The 14 swing states generated 406,000 new jobs between March 2011 and March 2012, an increase of just 0.97 per cent relative to a base of 41.8m positions.

This rate of payroll formation lags behind the remaining states and the District of Columbia, which have seen 1.22m new jobs over the past year, an increase of 1.36 per cent from a base of 89.3m positions in March 2011, according to FT calculations based on labour department data.

With the state of the economic recovery top of American voters’ minds, Mr Obama has found comfort in the fact that the unemployment rates in the swing states are – on average – lower than the 8.2 per cent national level.

In addition, Mr Obama’s poll numbers in the swing states have improved in recent months, to the point where he is leading Mitt Romney, his presumed Republican challenger, in most surveys in most key states.

However, the more anaemic job creation figures in battleground states do present a risk.

“It highlights the danger for the Obama campaign in talking up unemployment rates in swing states if there is little job creation on the ground,” said Matt McDonald, a consultant at Hamilton Place Strategies and an outside adviser to the Romney campaign.
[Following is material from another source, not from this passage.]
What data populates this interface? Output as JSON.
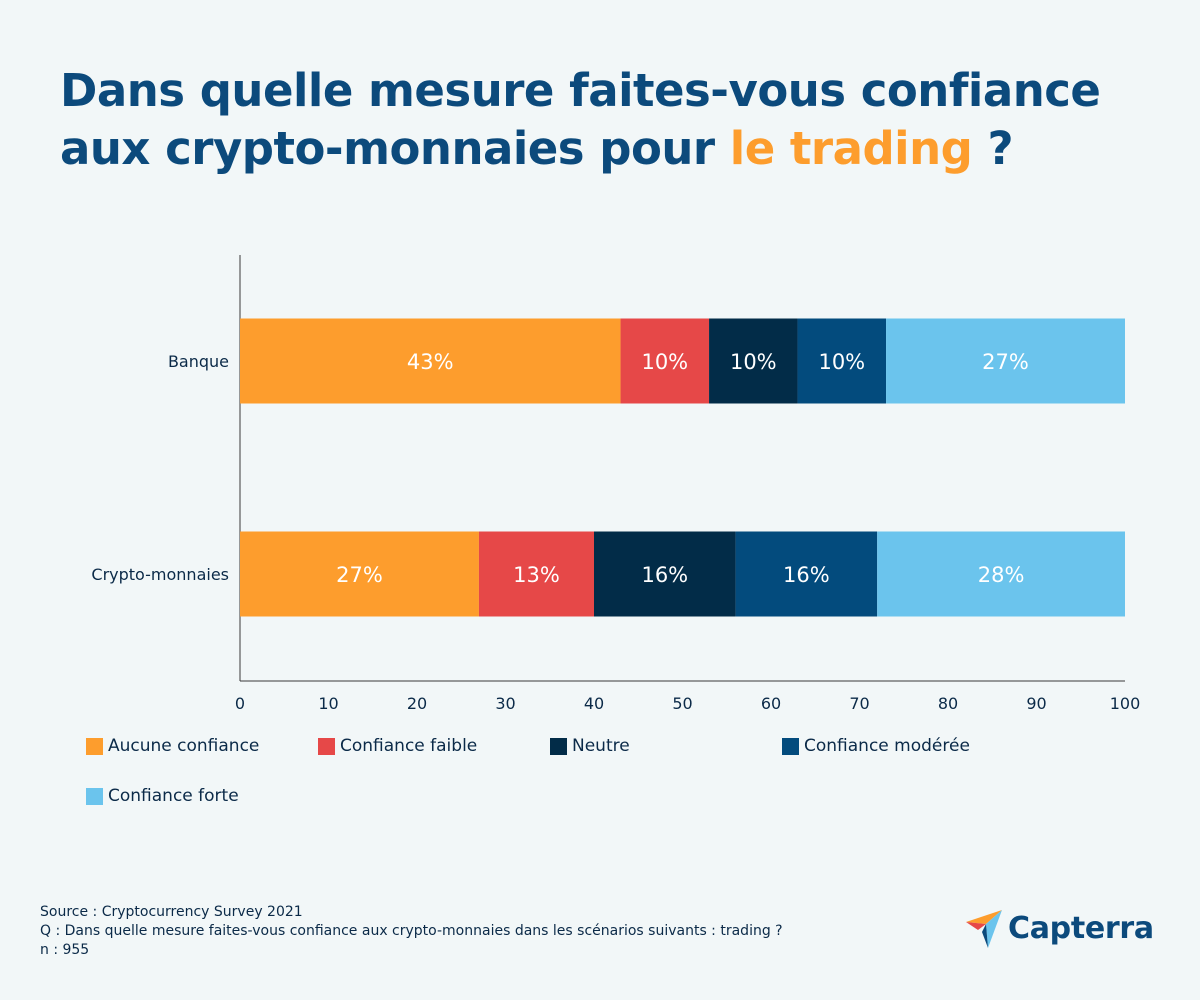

The push to secure backing in the swing states by Mr Obama and Mr Romney has already been under way for some time, but has kicked into high gear this week.

Mr Romney was in New Hampshire on Tuesday and is scheduled to be in Ohio today. Mr Obama travelled to North Carolina, Colorado and Iowa this week, and his campaign announced on Wednesday that his first formal re-election rallies would take place next week in Ohio and Virginia.

Ohio – a rust belt state that was in the doldrums for much of the past decade but has recently benefited from a resurgence of manufacturing and the federal auto bailout – has an unemployment rate of 7.5 per cent – and job growth of 1.17 per cent.

Florida – which has been crucial in recent presidential elections – has recorded job growth since March 2011 of 1.24 per cent with a higher unemployment rate at 9 per cent.

The Obama campaign has not shown signs of nervousness about the bleaker job creation data in the swing states.

“The president led us back from the brink of another depression,” said Ben LaBolt, a spokesman for the campaign, citing 4m private-sector jobs created nationally during the administration.

“Governor Romney has proposed a return to the same policies that led to the economic crisis,” Mr LaBolt added, citing tax cuts for the wealthy and scrapping “investments in the security of the middle class”.

Andrea Saul, a spokeswoman for the Romney campaign, said: “Governor Romney wants the economy to grow and for Americans to be able to find jobs.”